Intervenção de João Ferreira no Parlamento Europeu

Fome na África Oriental

A fome e o desespero que grassam na região do Corno de África têm causas próximas, sempre referidas: a grave seca e os conflitos internos. Mas tem, além destas, causas profundas, quase sempre ocultadas.

Tomemos o exemplo da Somália. O colapso das infra-estruturas agrícolas e pastoris nos anos 80 é indissociável da intervenção do FMI e do Banco Mundial no país. Os preços dos combustíveis, adubos e custos de produção agrícola dispararam; a população urbana viu reduzir-se drasticamente o seu poder de compra; os programas sociais foram afectados.
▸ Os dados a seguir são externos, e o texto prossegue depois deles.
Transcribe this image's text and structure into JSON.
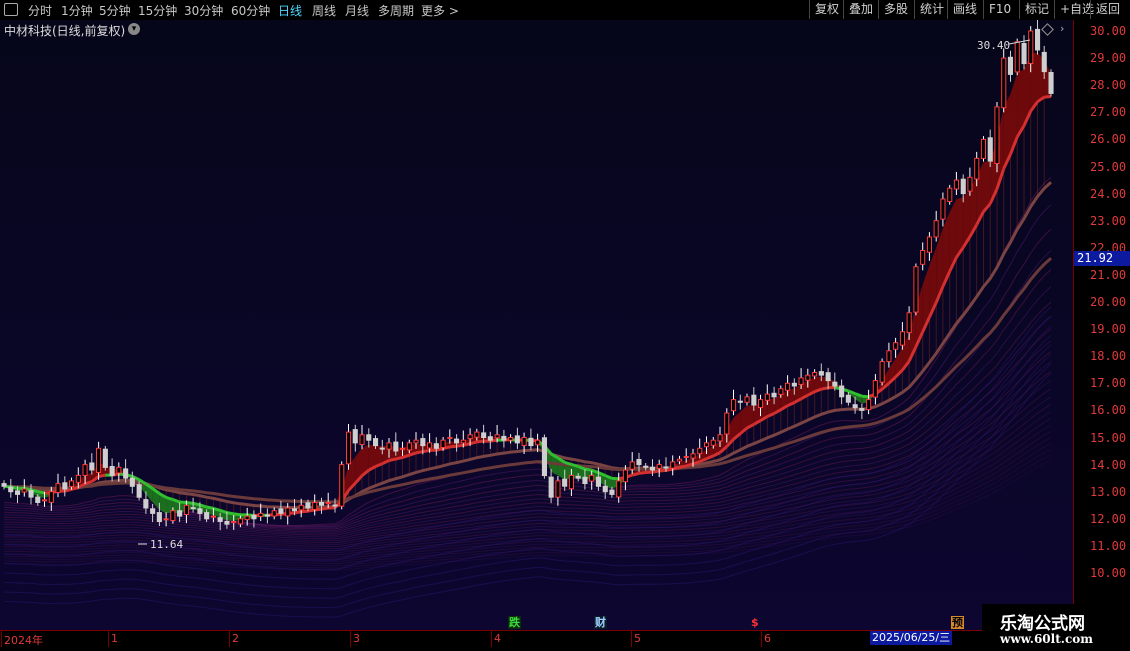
{
  "toolbar": {
    "periods": [
      "分时",
      "1分钟",
      "5分钟",
      "15分钟",
      "30分钟",
      "60分钟",
      "日线",
      "周线",
      "月线",
      "多周期",
      "更多 >"
    ],
    "active_period": "日线",
    "right_buttons": [
      "复权",
      "叠加",
      "多股",
      "统计",
      "画线",
      "F10",
      "标记",
      "+自选",
      "返回"
    ]
  },
  "header": {
    "title": "中材科技(日线,前复权)"
  },
  "price_axis": {
    "ticks": [
      "30.00",
      "29.00",
      "28.00",
      "27.00",
      "26.00",
      "25.00",
      "24.00",
      "23.00",
      "22.00",
      "21.00",
      "20.00",
      "19.00",
      "18.00",
      "17.00",
      "16.00",
      "15.00",
      "14.00",
      "13.00",
      "12.00",
      "11.00",
      "10.00"
    ],
    "current_price": "21.92"
  },
  "annotations": {
    "high": "30.40",
    "low": "11.64"
  },
  "time_axis": {
    "labels": [
      "2024年",
      "1",
      "2",
      "3",
      "4",
      "5",
      "6"
    ],
    "cursor_date": "2025/06/25/三"
  },
  "events": {
    "die": "跌",
    "cai": "财",
    "s": "$",
    "yu": "预"
  },
  "watermark": {
    "line1": "乐淘公式网",
    "line2": "www.60lt.com"
  },
  "chart_data": {
    "type": "candlestick",
    "title": "中材科技(日线,前复权)",
    "ylim": [
      9.5,
      30.9
    ],
    "x_segments": [
      "2024年",
      "1",
      "2",
      "3",
      "4",
      "5",
      "6"
    ],
    "max_marked": 30.4,
    "min_marked": 11.64,
    "last_price": 21.92,
    "closes": [
      13.2,
      13.0,
      12.9,
      13.1,
      12.8,
      12.6,
      12.7,
      13.0,
      13.3,
      13.1,
      13.4,
      13.6,
      14.0,
      13.8,
      14.6,
      13.9,
      13.6,
      13.9,
      13.5,
      13.2,
      12.8,
      12.4,
      12.2,
      11.9,
      12.0,
      12.3,
      12.1,
      12.5,
      12.4,
      12.2,
      12.0,
      12.1,
      11.9,
      11.8,
      11.9,
      12.0,
      12.1,
      12.0,
      12.2,
      12.1,
      12.3,
      12.2,
      12.4,
      12.3,
      12.5,
      12.4,
      12.6,
      12.5,
      12.6,
      12.5,
      14.0,
      15.2,
      14.8,
      15.1,
      14.9,
      14.7,
      14.6,
      14.8,
      14.5,
      14.6,
      14.8,
      14.9,
      14.7,
      14.8,
      14.6,
      14.9,
      15.0,
      14.8,
      14.9,
      15.1,
      15.2,
      15.0,
      14.9,
      15.1,
      14.9,
      15.0,
      14.8,
      15.0,
      14.7,
      14.9,
      13.6,
      12.8,
      13.4,
      13.2,
      13.6,
      13.5,
      13.3,
      13.6,
      13.2,
      13.0,
      12.9,
      13.4,
      13.8,
      14.1,
      14.0,
      13.9,
      13.8,
      14.0,
      13.9,
      14.1,
      14.2,
      14.3,
      14.4,
      14.6,
      14.8,
      14.9,
      15.1,
      15.9,
      16.4,
      16.3,
      16.5,
      16.2,
      16.4,
      16.6,
      16.5,
      16.8,
      17.0,
      16.9,
      17.2,
      17.3,
      17.4,
      17.3,
      17.1,
      16.9,
      16.5,
      16.3,
      16.1,
      16.0,
      16.4,
      17.1,
      17.8,
      18.2,
      18.5,
      18.9,
      19.6,
      21.3,
      21.9,
      22.4,
      23.0,
      23.8,
      24.2,
      24.5,
      24.0,
      24.6,
      25.3,
      26.0,
      25.2,
      27.2,
      29.0,
      28.4,
      29.6,
      28.8,
      30.0,
      29.3,
      28.5,
      27.7
    ]
  }
}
A dívida e o serviço da dívida - esse permanente garrote! - rapidamente atingiram níveis incomportáveis, e o empréstimo do FMI foi cancelado devido ao atraso nos pagamentos.

As reservas estatais de cereais e os mecanismos de fixação dos preços dos produtos agrícolas nos mercados locais foram substituídos por um mercado mundial dominado pelas multinacionais do agronegócio e pelos especuladores. Os preços passaram a ser "fixados" na bolsa de Chicago.

A desgraça económica e social abriu caminho à guerra civil, ao chamado "Estado falhado", à intervenção militar externa. Foi o apoio dos EUA à invasão pela Etiópia, o apoio da Arábia Saudita ao grupo islamita, os ataques aéreos recorrentes. É que a Somália também tem petróleo...

A ajuda humanitária à região impõe-se como uma necessidade premente, sim! Não o intervencionismo externo interesseiro...

Mas o discurso da comiseração e da compaixão não pode ocultar a necessária compreensão destas causas e a justa atribuição de responsabilidades - um passo fundamental para a resolução duradoura do drama humanitário que ali se vive.